Nicolás Bermejo in his study also refers to the game of valley and mountain breezes that takes place during days of atmospheric stability in the Guadalquivir depression, and that play a fundamental role in triggering or containing temperatures throughout the region. . These games are perfectly appreciated in the wind direction records of any meteorological station in the middle course. East wind that increases the overheating on the surface, and that after noon rolls rapidly to “south”, “south-east” and “west” to contain the rise in temperature, either due to the contribution of humidity from the mouth to the border of the course medium, either because of the increase in turbulence in the lower layers of the atmosphere. Thus, on days and points where the wind does not alter the stability conditions, surface overheating acquires greater importance.

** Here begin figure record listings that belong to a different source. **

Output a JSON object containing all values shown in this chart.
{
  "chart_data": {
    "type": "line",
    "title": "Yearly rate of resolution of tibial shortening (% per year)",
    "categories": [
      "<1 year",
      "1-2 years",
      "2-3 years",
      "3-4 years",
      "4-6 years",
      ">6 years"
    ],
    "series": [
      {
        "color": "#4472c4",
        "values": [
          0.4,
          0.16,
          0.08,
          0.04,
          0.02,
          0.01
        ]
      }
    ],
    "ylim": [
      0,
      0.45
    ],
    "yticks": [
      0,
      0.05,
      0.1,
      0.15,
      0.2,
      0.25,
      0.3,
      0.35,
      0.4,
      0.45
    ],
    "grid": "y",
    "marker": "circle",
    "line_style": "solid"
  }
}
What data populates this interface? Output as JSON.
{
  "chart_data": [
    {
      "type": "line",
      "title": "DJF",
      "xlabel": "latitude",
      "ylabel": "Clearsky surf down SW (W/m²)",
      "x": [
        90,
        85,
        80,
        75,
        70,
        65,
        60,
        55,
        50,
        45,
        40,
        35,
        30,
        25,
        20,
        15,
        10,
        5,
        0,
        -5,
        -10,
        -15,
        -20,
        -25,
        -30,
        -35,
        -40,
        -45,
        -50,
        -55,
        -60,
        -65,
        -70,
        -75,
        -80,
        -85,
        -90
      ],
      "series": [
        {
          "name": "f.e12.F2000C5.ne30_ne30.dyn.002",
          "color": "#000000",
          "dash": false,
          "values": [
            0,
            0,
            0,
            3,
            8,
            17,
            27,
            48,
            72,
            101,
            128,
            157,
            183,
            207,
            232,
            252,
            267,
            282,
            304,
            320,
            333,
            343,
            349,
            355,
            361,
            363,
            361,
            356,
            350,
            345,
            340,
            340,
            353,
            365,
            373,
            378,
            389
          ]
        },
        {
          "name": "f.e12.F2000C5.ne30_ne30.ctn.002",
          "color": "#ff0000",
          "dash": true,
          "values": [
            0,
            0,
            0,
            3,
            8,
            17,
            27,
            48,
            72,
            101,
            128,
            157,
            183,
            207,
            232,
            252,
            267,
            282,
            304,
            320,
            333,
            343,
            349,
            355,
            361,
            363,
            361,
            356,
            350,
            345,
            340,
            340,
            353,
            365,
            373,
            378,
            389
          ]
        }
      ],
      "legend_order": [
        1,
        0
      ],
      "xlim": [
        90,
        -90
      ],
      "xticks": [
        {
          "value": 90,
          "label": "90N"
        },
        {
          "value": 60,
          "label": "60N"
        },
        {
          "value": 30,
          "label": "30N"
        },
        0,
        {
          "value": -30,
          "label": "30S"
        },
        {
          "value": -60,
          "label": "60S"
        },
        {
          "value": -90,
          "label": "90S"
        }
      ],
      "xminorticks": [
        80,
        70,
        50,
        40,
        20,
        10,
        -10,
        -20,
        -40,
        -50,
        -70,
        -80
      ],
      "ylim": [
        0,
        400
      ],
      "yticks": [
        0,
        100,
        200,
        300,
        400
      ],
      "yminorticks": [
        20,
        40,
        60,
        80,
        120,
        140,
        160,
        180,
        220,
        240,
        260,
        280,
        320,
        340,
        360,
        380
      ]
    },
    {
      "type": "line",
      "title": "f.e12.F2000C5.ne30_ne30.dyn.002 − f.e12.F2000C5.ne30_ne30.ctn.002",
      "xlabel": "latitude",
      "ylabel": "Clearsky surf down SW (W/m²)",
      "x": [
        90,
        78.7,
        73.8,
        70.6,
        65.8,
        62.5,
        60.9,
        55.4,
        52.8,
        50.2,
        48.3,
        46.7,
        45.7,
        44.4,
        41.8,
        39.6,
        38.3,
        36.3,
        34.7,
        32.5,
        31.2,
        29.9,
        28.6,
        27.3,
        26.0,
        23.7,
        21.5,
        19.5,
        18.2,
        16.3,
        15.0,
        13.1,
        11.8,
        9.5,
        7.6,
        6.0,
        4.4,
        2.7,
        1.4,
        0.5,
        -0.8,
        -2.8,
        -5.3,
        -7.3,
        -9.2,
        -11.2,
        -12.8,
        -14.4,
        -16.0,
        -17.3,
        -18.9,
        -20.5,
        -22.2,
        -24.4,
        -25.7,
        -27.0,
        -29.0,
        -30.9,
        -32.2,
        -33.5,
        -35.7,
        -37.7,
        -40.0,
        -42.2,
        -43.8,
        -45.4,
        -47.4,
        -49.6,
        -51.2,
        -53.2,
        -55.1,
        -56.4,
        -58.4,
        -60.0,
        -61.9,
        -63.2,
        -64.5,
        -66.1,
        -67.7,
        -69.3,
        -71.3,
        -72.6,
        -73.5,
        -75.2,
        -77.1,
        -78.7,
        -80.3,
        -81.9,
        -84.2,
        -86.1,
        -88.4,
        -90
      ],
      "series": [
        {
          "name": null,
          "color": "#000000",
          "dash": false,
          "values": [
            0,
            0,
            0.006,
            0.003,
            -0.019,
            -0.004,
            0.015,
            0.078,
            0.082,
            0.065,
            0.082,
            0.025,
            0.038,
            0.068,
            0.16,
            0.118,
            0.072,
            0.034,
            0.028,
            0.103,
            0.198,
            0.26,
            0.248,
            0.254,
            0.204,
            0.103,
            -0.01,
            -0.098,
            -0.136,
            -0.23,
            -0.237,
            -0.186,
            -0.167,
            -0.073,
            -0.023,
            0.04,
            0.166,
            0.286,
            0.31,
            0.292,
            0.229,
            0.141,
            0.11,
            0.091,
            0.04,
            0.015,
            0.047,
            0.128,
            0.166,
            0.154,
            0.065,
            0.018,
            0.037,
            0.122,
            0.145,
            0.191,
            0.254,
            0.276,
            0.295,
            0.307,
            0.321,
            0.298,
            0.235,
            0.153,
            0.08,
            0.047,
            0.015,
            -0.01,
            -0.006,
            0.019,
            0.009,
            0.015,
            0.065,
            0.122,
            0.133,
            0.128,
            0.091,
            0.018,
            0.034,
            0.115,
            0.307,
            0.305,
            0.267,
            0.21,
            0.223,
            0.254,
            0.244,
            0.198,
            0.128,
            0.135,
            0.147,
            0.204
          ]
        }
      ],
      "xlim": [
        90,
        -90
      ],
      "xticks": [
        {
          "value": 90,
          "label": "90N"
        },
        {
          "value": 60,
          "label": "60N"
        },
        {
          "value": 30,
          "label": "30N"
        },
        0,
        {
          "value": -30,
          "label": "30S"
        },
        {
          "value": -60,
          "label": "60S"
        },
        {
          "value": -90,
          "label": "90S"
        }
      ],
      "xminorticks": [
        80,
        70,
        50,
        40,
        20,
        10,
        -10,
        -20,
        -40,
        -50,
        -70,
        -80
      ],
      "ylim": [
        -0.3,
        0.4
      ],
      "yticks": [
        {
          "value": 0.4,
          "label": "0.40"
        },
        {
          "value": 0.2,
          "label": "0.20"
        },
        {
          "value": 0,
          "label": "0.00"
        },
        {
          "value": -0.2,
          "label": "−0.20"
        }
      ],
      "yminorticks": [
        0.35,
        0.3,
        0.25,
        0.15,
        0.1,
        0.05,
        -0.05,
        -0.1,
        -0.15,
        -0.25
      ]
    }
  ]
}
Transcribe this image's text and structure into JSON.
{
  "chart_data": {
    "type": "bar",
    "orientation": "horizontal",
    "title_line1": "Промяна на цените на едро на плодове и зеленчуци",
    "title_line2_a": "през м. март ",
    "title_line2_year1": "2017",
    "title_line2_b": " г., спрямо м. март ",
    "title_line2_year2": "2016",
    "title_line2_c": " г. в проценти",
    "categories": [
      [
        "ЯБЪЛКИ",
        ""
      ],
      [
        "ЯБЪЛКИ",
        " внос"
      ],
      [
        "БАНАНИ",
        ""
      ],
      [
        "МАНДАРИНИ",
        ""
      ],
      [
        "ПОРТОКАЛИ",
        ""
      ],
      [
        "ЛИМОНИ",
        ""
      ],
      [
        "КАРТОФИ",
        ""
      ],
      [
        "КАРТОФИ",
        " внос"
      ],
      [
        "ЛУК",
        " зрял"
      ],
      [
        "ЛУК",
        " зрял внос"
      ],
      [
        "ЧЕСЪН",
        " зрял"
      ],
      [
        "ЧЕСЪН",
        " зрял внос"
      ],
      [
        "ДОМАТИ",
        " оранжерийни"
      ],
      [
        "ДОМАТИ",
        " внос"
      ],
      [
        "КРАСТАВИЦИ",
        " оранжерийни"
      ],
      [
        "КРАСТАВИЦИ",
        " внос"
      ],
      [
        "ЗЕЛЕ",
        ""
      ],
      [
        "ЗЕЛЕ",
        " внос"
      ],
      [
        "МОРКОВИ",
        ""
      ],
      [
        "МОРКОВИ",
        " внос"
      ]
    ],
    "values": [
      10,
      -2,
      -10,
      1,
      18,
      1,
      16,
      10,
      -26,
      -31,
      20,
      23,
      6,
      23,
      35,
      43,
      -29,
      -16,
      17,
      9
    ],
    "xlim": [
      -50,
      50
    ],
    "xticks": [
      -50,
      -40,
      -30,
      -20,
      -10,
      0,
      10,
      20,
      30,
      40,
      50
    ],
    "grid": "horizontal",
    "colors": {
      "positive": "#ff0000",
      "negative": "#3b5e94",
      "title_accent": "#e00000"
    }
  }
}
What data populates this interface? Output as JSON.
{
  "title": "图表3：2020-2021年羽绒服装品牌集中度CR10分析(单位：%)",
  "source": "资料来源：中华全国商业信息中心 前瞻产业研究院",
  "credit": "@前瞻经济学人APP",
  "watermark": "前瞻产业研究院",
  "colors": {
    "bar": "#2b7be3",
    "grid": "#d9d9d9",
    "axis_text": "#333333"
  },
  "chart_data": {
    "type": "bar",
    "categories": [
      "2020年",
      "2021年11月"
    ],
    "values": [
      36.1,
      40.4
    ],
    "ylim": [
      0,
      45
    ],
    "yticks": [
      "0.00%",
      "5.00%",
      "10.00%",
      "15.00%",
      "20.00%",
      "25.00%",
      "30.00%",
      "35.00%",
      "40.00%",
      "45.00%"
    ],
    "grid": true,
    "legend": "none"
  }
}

Peninsular hot spots and the myth of 50 degrees

That the orographic and latitude peculiarities make the Guadalquivir valley the particular ‘pan’ of Spain, especially due to its regularity and constancy, does not mean that there are no other points of interest in hot peninsular episodes. Until now, the maximum temperature record in the Iberian Peninsula was located in Amareleja, in the Guadiana valley in Portuguese territory. On August 1, 2003, the Portuguese town also reached 47.4 ° C, a record shared with the Cordoba town of Montoro since last August.

And it is that almost all the valleys and hydrographic depressions of the southern half of the peninsula meet the conditions to reach extreme heat records in favorable episodes. The Portuguese Alentejo, with the depression formed by the Tagus at its Portuguese mouth, and the aforementioned Guadiana valley, both in Spanish and Portuguese territory, have shown the warm potential of these basins in the recent past. The 46.6 ° C that was recorded at the El Granado meteorological station, in the province of Huelva, or the 46 ° C in Badajoz reached in August 2018, give a good example of the ‘baking’ characteristics of the Guadiana.

Recently, during the heat wave from August 13 to 16, the Genil valley left a historic record of 46 degrees in the Granada capital, at an altitude of 700 meters. In Murcia, thanks to the local winds that affect the Vega del Segura, a new historical maximum of 46.1 ° C was set on August 15. Just nine kilometers away, at the meteorological observatory at the Alcantarilla base area, 46.8 ° C was reached for the first time for a historical series of 80 years.

Extreme records that give an idea of ​​the potential of the Iberian Peninsula to reach values ​​that touch or exceed the border of 48 ° C. A priori ‘affordable’ barrier in warm advections such as July 2017 or August 2021, where the particularities of the local breezes between Córdoba and Montoro prevented even higher records. A barrier that if overcome would still be far from the myth of the peninsular 50 degrees, and of which there is only written evidence in records of doubtful reliability.

A ceiling, that of 50 degrees, typical of arid desert and sub-desert regions, difficult to reach even in extremely warm countries. This is the case of Riyadh, the capital of Saudi Arabia, in the heart of the Arabian peninsula. The 48.2 ° C of August 7, 1998 constitutes its absolute maximum, only 9 tenths above the Spanish historical maximum. A good reference to know where we are, and where we could be.